Standards-based Guiding Questions


Communication - What do comics communicate? How might you use comic arts as tools for social commentary?

Culture - How are comics influenced by culture? In what ways do comics influence your perspectives?

Connections - What can we learn about other disciplines from comics?

Comparisons - How do comics differ from one culture to another in terms of content, form, and language?

Communities - How might you use comics as a tool for enriching and transforming the communities in which you participate? How might comics support your efforts to become a lifelong language learner?



Project Description


Students create their own comic strip or comic book based on the concepts they are studying in class.



Project Examples


Gamics.com - A site dedicated to comics in English made machinima style (from the backgrounds and avatars of popular videogames). These would make interesting examples for similar student projects.

Marengo Story Comics (2nd Grade) - 2nd grade students create comic books to summarize and extend popular children's stories

HowtoonsLogo.jpg - Use comics as a tool for explaining content!

Andy Bobyarchick's Field Trip Comics - Use comics to share the story of your latest fieldtrip with parents and community members


Instructions for Making Comics in Word


All your students need to make a comic strip is access to Microsoft Word and a digital camera!

1) Open a new document.

2) Give the document a title.

3) Save the document somewhere you can find it again later.

4) Click View, Toolbars, Drawing (should be checked). This will put a drawing toolbar at the bottom of your screen.

5) Click Insert, Picture from file, then find the photo you want to use and click okay.

6) Click on the picture, then click Format, Picture, Layout, Tight.

7) Resize the picture by clicking on it, then mousing over the little box in one of the corners until a two-way arrow appears. Hold the left click button down and move your mouse until the size of the picture is what you want, then let go.

8) You can frame your picture by clicking on the picture, then clicking the little paintbrush in your drawing toolbar and selecting the color you want. You can change the thickness of the line by clicking on the line button and then on the thickness you want.

9) Click Autoshapes, the double arrow at the bottom of the list, Callouts, then pick the speech bubble you want. Now left click on the picture where you want a speech bubble to appear, and while still hold the left click button down, drag your mouse until you see a speech bubble appear.

10) To reposition the speech bubble, click on it, then click on the dotted lines around it and drag it where you want. To type inside the speech bubble, click in it, then type, then click elsewhere on the screen so the text will stay in the bubble.

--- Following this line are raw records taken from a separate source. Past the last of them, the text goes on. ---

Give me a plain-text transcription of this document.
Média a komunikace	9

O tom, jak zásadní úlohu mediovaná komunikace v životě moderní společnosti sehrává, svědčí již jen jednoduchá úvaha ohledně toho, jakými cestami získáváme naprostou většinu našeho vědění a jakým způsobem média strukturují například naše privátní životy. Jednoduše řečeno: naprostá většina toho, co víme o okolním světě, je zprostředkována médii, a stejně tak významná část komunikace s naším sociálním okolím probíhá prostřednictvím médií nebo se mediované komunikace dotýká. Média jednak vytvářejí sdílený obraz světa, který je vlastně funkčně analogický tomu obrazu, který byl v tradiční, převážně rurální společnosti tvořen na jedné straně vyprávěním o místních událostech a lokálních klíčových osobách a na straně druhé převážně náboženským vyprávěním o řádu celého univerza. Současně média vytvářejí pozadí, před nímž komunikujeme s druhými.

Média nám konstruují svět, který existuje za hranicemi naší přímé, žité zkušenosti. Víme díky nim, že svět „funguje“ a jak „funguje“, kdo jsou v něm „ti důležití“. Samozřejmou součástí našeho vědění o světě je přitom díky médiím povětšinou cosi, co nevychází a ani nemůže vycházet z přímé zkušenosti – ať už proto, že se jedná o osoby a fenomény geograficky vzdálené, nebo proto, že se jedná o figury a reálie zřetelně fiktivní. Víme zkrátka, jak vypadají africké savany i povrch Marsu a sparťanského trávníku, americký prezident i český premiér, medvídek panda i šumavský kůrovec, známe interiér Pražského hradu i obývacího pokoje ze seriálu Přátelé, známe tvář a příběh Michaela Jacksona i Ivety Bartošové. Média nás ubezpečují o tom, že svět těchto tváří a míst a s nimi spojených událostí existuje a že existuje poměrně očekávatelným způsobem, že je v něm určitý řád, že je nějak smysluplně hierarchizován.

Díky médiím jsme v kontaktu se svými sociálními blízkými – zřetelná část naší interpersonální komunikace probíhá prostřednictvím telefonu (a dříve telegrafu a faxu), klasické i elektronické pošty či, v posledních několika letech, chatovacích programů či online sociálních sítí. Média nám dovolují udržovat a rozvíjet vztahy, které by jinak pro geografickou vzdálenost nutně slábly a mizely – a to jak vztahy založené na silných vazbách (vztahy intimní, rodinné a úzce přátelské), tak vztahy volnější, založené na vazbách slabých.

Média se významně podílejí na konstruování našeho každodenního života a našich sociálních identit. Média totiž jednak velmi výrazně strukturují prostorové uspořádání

11) To group the speech bubble and the picture together so that when you move it, it all moves together, click on the white arrow in your drawing toolbar. Now position your cursor just above the upper, left-hand corner of the picture, left click, and drag the mouse until you see little dotted lines appearing. Keep dragging until the dotted lines form a box around the whole picture, then let go. White dots should appear around the picture and all the speech bubbles you have inserted. Now go to your drawing toolbar and click Draw, Group.

12) Be sure to save periodically.



Project Resources


Ashkenas, Joan. Comics and conversation: Using humor to elicit conversation and develop vocabulary. Studio City, CA: Jag Publications. ISBN 0-943327-12-1. One of a series of three books filled with reproducible blackline masters of wordless stories told through cartoons.

Comic Life - The ultimate in comic book creation software--flexible, functional, inexpensive, and intuitive--students can create their own comics based on digital photos they've taken (Free 30-day trial available. Unfortunately, only compatible with Macs)

Comic Book Creator - Software similar to Comic Life for the PC (Free 30-day trial available)

Comic Rubric - An outstanding rubric created by professional graphic novelist, Gene Yang, for assessing the formatting aspects of students' graphic novel projects. (From Gene Yang)

Comics & Graphic Novels - Links to information about using comics in education, free comic creation sites, sources for online comics, and other resources and materials related to comics and graphic novels.

MakeBeliefsComix.png- A comic strio generator that allows between 2-4 frames, a set of 15 characters, and bubbles for students own writing. Available in Spanish or English. When finished you can email or print the comics. No registration required. - cartierm cartierm

PikistripsLogo.png - Free, well-designed online software similar to Comic Life that lets you create comic strips and save them for others to view.

Strip Generator - A phenomenal site with stock characters that will appeal to students and allows them to create truly original work



Low-tech Alternative


Students can cover the speech bubbles of existing comic strips with blank paper (or white out) and insert their own text. They can also draw their own comics on blank white paper, or they can draw their own speech bubbles for people they cut out of magazines and paste onto their blank paper.